Quando passamos a considerar que somos seres inacabados,
nos libertamos da necessidade de auto-afirmação, de sermos donos
do conhecimento, no que tange ao processo ensino-aprendizagem.
Esse é um processo interessante de ser vivido, pois proporciona uma
integração maior com os estudantes, uma vez que se passa a
procurar nas respostas dos estudantes incentivo para a prática
didática.
O inacabamento também nos remete ao fato de que sempre
precisamos nos atualizar e buscar novas formas de construir o
conhecimento, principalmente através de práticas participativas.
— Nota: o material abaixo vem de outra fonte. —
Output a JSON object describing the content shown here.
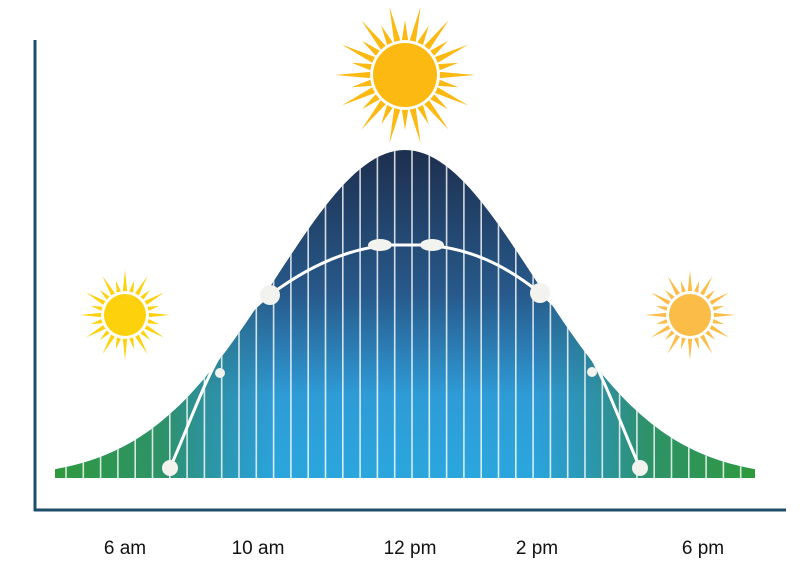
{
  "axis_labels": [
    "6 am",
    "10 am",
    "12 pm",
    "2 pm",
    "6 pm"
  ]
}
Levar o estudante a ser sujeito no processo ensino-aprendizagem
parece ser uma obrigação daquele que se dispõe a ensinar, pois
assumindo-se como ser humano dotado de ética e sensibilidade, não
poderá ser tão egoísta e negar-lhe o direito de participar deste
processo, evitando desta maneira, condicionar o estudante a
determinada forma de pensar, ao contrário, preza pela multiplicidade
de idéias e opiniões, deixando que o próprio estudante, ao analisar
criticamente as opções, acabe por ele mesmo construir sua opinião e
conceitos. Tanta liberdade de ação ao estudante durante o processo
de ensino-aprendizagem, não libera o professor de estar sempre
muito bem preparado, de conhecer a realidade em profundidade, de
ser alegre e esperançoso, tudo isso proporciona um ambiente mais
adequado a construção do conhecimento. Acreditar que mudanças de
paradigma são possíveis é acreditar no futuro da educação, pois se
ficarmos presos ao modelo atual, o modelo da desesperança, nada
poderá ser mudado, tudo continuará estático e a reprodução do
modelo vigente será como o decreto da ignorância e incompreensão
das novas formas de pensar a educação.
Por fim, acho que a educação precisa ser mais discutida, não
dentro das grandes escolas de produção do conhecimento, mas no
seio das comunidades, nas periferias e grupos escolares. Pode
parecer romântico, mas precisamos sim dessa discussão para efetivar
nosso crescimento e desenvolvimento, não me refiro ao crescimento
econômico apenas e sim ao desenvolvimento da sociedade como um
todo, para que todos os cidadãos possam refletir sobre os atos dos
governantes, perceber o que está em desacordo com os anseios da
população e também onde podemos interferir construtivamente. Só
iremos alcançar esse nível quando a educação buscar a autonomia
daquele que busca o conhecimento, ou seja, precisamos de um
modelo educacional pensado para proporcionar uma compreensão do
mundo como um todo e de todas as possibilidades, não apenas
aquelas que são ditadas por determinados grupos econômicos e
políticos. Isso é proporcionar a autonomia, a criticidade e é neste
aspecto que novos profissionais em educação precisam ser formados,
profissionais mais humanos, mais valorizados e mais conscientes do
seu papel transformador da sociedade.